Las palabras brotaron de la garganta de Nicholas Castellano con un tono tan bajo y quebrado que, por un instante, pensé que la tormenta había hablado a través de él.
Su mano seguía aferrada a mi muñeca.

No débilmente. No por accidente.
Sus dedos se clavaron en mi piel con una fuerza que debería haber sido imposible para un hombre que llevaba seis meses inmóvil. Sus ojos, negros y desenfocados al principio, luchaban por abrirse paso entre la bruma del mundo en el que había estado atrapado. Se fijaron en mí con un esfuerzo sobrecogedor.

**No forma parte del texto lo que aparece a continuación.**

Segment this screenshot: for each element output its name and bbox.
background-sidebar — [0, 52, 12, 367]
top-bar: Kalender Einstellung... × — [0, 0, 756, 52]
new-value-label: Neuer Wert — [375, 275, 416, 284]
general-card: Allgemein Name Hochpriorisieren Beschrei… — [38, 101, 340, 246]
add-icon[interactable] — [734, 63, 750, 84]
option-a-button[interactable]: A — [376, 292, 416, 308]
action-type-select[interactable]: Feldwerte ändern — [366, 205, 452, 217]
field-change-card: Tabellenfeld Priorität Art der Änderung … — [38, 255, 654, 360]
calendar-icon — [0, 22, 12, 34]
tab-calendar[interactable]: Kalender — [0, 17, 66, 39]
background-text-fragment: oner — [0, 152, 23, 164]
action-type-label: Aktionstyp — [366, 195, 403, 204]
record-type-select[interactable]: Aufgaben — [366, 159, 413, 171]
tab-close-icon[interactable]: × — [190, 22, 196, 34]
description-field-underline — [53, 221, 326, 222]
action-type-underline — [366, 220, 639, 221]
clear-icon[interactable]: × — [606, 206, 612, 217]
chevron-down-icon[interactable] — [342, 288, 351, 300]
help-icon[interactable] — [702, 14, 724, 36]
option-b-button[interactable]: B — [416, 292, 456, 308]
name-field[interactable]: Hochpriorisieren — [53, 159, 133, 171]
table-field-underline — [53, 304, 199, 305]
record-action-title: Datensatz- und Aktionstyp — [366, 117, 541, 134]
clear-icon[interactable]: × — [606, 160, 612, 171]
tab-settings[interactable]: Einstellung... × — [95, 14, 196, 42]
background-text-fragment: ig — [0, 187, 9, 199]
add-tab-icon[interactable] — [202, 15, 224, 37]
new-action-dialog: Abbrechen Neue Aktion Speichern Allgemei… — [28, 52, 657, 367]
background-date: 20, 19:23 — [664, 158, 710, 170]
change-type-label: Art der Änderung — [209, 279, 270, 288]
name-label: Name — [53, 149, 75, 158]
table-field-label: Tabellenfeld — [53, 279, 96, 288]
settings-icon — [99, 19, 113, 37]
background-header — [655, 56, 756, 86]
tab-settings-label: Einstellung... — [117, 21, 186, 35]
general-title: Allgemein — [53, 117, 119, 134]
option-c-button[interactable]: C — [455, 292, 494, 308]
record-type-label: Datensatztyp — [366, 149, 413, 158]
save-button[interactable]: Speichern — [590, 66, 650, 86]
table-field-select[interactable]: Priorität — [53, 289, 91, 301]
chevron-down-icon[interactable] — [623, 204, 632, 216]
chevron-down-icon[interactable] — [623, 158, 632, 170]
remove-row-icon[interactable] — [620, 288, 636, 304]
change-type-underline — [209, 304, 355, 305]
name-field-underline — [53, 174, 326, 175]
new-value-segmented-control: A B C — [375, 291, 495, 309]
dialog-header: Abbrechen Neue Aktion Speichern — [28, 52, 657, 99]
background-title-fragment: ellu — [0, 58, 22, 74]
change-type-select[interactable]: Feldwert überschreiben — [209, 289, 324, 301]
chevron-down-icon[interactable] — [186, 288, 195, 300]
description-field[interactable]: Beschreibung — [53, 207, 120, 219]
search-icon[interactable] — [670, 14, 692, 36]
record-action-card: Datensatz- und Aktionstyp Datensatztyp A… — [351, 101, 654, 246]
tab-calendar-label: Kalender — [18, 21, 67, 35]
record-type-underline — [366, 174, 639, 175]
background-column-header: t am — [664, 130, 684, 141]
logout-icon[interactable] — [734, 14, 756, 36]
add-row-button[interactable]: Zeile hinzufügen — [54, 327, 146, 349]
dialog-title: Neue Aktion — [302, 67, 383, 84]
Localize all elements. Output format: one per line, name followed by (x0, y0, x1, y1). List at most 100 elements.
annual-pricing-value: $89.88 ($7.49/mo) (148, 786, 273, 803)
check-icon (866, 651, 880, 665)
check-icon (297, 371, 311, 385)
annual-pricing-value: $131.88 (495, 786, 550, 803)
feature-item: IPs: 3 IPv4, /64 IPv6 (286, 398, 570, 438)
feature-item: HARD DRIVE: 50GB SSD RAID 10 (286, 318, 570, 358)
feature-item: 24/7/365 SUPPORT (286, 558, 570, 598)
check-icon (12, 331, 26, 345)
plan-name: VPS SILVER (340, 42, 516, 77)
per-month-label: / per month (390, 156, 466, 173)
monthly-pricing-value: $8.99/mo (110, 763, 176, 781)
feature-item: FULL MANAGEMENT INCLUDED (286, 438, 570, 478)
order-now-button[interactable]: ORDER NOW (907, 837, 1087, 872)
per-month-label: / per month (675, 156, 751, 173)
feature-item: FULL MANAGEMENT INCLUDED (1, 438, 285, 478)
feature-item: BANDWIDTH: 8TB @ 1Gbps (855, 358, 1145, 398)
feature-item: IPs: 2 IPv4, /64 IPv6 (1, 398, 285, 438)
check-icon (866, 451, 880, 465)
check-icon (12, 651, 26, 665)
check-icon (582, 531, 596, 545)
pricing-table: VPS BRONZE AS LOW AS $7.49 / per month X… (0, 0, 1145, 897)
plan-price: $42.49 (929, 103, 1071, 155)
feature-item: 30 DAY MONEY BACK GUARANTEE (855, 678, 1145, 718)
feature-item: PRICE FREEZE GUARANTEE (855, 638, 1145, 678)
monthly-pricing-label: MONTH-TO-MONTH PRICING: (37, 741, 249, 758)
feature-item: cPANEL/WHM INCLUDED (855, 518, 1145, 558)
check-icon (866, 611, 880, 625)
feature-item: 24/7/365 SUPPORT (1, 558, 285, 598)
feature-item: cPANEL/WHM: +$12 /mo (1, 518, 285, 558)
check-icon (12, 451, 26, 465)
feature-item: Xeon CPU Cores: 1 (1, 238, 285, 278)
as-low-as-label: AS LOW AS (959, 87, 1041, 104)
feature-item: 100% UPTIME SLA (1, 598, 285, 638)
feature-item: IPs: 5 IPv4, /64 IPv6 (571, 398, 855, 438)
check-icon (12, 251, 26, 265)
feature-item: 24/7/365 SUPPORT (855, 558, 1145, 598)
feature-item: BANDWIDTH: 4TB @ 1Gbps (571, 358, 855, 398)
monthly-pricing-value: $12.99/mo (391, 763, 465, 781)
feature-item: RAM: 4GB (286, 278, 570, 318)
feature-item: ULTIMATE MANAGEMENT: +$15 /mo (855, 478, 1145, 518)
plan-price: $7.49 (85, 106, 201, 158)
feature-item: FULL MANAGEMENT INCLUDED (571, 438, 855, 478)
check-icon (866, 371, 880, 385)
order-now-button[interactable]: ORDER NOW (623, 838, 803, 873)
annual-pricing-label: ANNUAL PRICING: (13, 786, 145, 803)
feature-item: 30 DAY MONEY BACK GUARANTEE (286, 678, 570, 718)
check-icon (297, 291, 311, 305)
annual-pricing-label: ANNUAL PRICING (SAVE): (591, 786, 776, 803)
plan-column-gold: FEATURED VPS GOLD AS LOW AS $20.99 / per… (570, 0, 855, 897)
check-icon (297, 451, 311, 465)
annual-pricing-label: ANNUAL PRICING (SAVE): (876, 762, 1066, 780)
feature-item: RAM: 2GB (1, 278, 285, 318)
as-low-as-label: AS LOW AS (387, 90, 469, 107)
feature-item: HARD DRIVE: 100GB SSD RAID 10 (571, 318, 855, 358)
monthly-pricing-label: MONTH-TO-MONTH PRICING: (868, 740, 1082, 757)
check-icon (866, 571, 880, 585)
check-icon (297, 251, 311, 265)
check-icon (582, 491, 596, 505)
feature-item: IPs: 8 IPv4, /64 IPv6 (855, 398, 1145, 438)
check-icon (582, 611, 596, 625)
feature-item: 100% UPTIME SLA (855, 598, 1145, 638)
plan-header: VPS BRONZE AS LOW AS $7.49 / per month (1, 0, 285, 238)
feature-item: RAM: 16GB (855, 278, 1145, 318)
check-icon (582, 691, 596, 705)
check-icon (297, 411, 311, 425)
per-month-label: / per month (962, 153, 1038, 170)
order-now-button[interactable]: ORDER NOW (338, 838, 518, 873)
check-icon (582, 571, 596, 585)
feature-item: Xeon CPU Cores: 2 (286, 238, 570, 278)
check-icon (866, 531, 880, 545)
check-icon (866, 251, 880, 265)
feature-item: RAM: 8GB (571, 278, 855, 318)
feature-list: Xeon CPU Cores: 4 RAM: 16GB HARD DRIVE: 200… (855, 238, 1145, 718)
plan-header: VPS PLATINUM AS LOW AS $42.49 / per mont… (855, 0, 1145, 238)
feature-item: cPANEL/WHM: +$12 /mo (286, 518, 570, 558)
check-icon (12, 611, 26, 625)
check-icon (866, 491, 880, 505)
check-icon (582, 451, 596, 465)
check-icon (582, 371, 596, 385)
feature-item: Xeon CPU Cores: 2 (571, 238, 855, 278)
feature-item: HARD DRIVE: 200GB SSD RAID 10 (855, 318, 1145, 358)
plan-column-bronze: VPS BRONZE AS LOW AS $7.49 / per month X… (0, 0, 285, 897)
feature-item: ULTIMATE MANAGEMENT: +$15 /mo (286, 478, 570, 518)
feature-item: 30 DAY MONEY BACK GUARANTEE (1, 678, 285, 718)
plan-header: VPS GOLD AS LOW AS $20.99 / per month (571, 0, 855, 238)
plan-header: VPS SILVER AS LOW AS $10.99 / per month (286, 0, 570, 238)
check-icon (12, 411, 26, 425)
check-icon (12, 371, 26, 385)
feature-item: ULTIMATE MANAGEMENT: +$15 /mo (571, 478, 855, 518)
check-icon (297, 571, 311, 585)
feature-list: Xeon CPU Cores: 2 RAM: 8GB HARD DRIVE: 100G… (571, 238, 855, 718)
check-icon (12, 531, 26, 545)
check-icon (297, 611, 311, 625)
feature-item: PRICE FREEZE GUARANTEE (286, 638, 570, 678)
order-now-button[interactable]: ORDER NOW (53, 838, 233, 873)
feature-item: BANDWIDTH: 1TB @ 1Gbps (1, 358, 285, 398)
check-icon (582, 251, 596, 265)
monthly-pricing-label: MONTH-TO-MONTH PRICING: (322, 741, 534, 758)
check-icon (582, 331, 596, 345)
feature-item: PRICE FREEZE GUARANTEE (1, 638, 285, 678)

Abrí la boca para gritar pidiendo ayuda.
Su agarre se apretó.
—No —susurró.
El monitor cardíaco lo traicionó, mostrando picos verdes frenéticos en la pantalla. La habitación se iluminó con luces rojas de emergencia, y un trueno retumbó sobre Chicago como algo enorme arrastrando cadenas por el cielo.
—Nicholas —susurré con voz temblorosa—. Estás despierto.
Su mirada se dirigió hacia la puerta.
Solo entonces lo entendí.
Los guardias.
Las cámaras.
Los hombres de afuera que nunca habían sonreído ni hecho una pregunta cuya respuesta desconocían.